Kane County voters Tuesday supported the fifth tax increase in the past 18 years for the Kane County Forest Preserve District. The favorable outcome will add $50 million to the district's ability to purchase and improve open space.
With all 291 precincts unofficially reporting, the tax increase received 25,357 "yes" votes compared to 21,672 "no" votes. The "yes" votes represented about 56 percent of the vote total.
Commissioners timed the tax increase question to match with the retirement of a large portion of the district's existing debt. That means taxpayers will still see their tax bills to the district decrease even after approving the $50 million tax increase. The owner of a $250,000 will see a tax reduction of $82. If the voters had rejected the tax hike, the tax savings for the same home would have jumped to $104.
The cash infusion will allow the district to purchase about 2,000 additional acres of open space, according to the district's projections. District officials plan to use about $10 million of the money for basic improvements to the preserves. Such improvements include parking lots, shelters, restrooms and trails.
Voter approval came in the face of a larger vocal opposition to the district's efforts than have been seen in previous tax increase attempts. In particular, the looming construction of the Longmeadow Parkway both fueled and organized an anti-referendum effort against Tuesday's ballot question. The parkway will bisect the Brunner Forest Preserve.
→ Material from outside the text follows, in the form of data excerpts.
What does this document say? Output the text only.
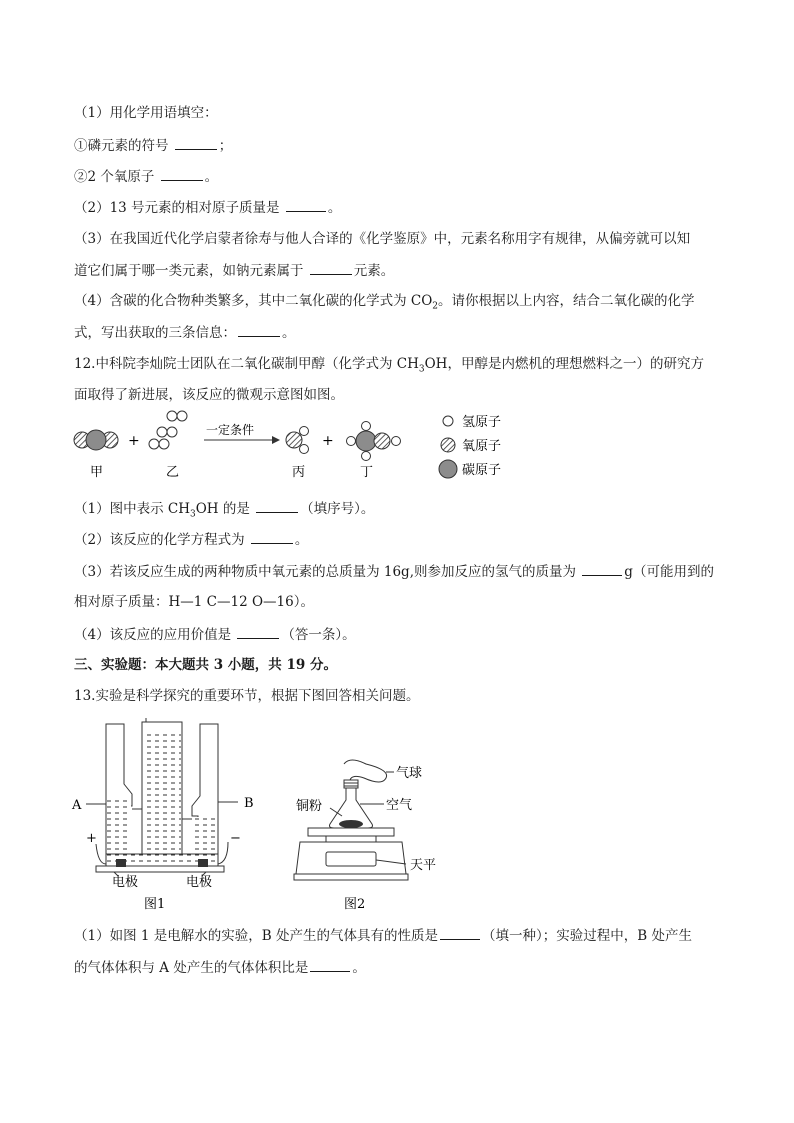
（1）用化学用语填空：
①磷元素的符号	；
②2 个氧原子	。
（2）13 号元素的相对原子质量是	。
（3）在我国近代化学启蒙者徐寿与他人合译的《化学鉴原》中，元素名称用字有规律，从偏旁就可以知
道它们属于哪一类元素，如钠元素属于	元素。
（4）含碳的化合物种类繁多，其中二氧化碳的化学式为 $CO_2$。请你根据以上内容，结合二氧化碳的化学
式，写出获取的三条信息：	。
12.中科院李灿院士团队在二氧化碳制甲醇（化学式为 $CH_3OH$，甲醇是内燃机的理想燃料之一）的研究方
面取得了新进展，该反应的微观示意图如图。
+
一定条件
+
甲	乙	丙	丁
氢原子
氧原子
碳原子
（1）图中表示 $CH_3OH$ 的是	（填序号）。
（2）该反应的化学方程式为	。
（3）若该反应生成的两种物质中氧元素的总质量为 16g,则参加反应的氢气的质量为	g（可能用到的
相对原子质量：H—1 C—12 O—16）。
（4）该反应的应用价值是	（答一条）。
三、实验题：本大题共 3 小题，共 19 分。
13.实验是科学探究的重要环节，根据下图回答相关问题。
A	B
+	−
电极	电极
图1
气球
铜粉	空气
天平
图2
（1）如图 1 是电解水的实验，B 处产生的气体具有的性质是	（填一种）；实验过程中，B 处产生
的气体体积与 A 处产生的气体体积比是	。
The district used most of the 2007 tax increase to purchase that property.
With parkway construction set to begin this summer, Kane County residents elected an anti-Longmeadow representative to the county board for the first time in November. That sentiment did not appear to carry over to the forest preserve district referendum Tuesday night.
"I'm very pleased by the outcome," said Mark Davoust, one of the most vocal proponents of the referendum on the district's board of commissioners. "It's especially gratifying because the voters of Kane County were the ones to ultimately decide if this was to happen or not. We're very pleased that they want us to keep doing the work we've promised to do."